Japan Joins Germany in Opposing Fed’s Proposed Foreign Bank Rule

Japan joined Germany in opposing a proposed U.S. Federal Reserve rule aimed at compelling large foreign bank holding companies to hold more capital and liquidity in their American subsidiaries.

Bank of Japan Executive Director Hiroki Tanaka asked the Fed Board of Governors in an April 30 letter to “carefully consider major concerns” it has about the proposed rule. Japan’s Financial Services Agency asked that the proposed rule take into account “deference to home country regulation and supervision” in a letter signed by Masamichi Kono, the regulator’s vice commissioner for international affairs.

The letters followed an April 26 note by Bundesbank Vice President Sabine Lautenschlaeger and Bafin President Elke Koenig to the Fed board that “‘go it alone’ national initiatives can tend to weaken the global setup and stability” of systemically important banks “instead of stabilizing them.”

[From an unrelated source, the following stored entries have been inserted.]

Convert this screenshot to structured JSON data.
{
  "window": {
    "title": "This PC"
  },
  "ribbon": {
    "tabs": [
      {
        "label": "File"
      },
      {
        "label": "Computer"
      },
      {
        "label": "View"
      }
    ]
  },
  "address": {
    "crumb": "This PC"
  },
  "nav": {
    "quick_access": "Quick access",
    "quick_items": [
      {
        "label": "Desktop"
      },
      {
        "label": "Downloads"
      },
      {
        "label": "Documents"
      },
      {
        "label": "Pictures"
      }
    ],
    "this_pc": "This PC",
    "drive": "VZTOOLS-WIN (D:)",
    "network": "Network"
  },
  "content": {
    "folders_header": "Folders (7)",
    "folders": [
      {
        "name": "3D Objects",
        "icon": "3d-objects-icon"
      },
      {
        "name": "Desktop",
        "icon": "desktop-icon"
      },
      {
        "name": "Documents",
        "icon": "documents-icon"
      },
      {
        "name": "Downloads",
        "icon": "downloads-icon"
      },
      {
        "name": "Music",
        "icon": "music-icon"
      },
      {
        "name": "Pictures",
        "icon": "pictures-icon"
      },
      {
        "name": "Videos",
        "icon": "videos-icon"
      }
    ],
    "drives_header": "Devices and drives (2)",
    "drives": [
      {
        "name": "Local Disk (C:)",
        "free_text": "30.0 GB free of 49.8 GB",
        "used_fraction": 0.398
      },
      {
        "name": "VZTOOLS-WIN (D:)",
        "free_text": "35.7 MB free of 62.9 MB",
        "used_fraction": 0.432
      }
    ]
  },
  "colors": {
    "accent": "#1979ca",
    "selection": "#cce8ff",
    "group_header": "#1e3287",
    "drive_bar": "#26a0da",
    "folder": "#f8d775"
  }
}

The Fed’s proposal would affect Deutsche Bank AG, Germany’s biggest lender, which last year dropped its bank holding company status so that it could meet U.S. requirements without assigning additional capital and liquidity to its unit in the country. Mitsubishi UFJ Financial Group Inc., Japan’s biggest publicly traded bank, has operations in the U.S. including its San Francisco-based UnionBanCal Corp. unit.

Global Efforts

Tanaka said the Bank of Japan is concerned about the rule’s “inconsistency” with joint global efforts to enhance the stability of the global financial system, as well as its “one-fits-all” approach for liquidity requirements. He asked the Fed not to impose additional regulatory requirements on U.S. units of foreign banks that satisfy standards at home.

Fed officials have signaled they are unlikely to back down because their experience in the financial crisis showed that some of the biggest borrowers from their emergency facilities were foreign banking groups in need of dollar funding.

“The proposal is directly responsive to the vulnerabilities in foreign bank activities observed during and after the financial crisis,” Daniel Tarullo, the Fed governor in charge of bank supervision and regulation, said Dec. 14 when the rule was proposed. “Many large foreign banking organizations came to rely heavily on short-term, wholesale U.S. dollar funding and thereby became subject to destabilizing runs.”

The Fed’s proposal would require foreign banking operations with global consolidated assets of $50 billion or more, and U.S. subsidiaries with $10 billion or more in total assets, to create an intermediate holding company, which would be required to maintain the capital and liquidity standards applied to U.S. bank holding companies.

The units would also be under supervision by the Federal Reserve, the nation’s bank holding company regulator, face stress tests, and be required to hold a 30-day buffer of “highly liquid assets.”

Foreign banking organizations with global consolidated assets of $50 billion or more would be required to meet the standards on July 1, 2015.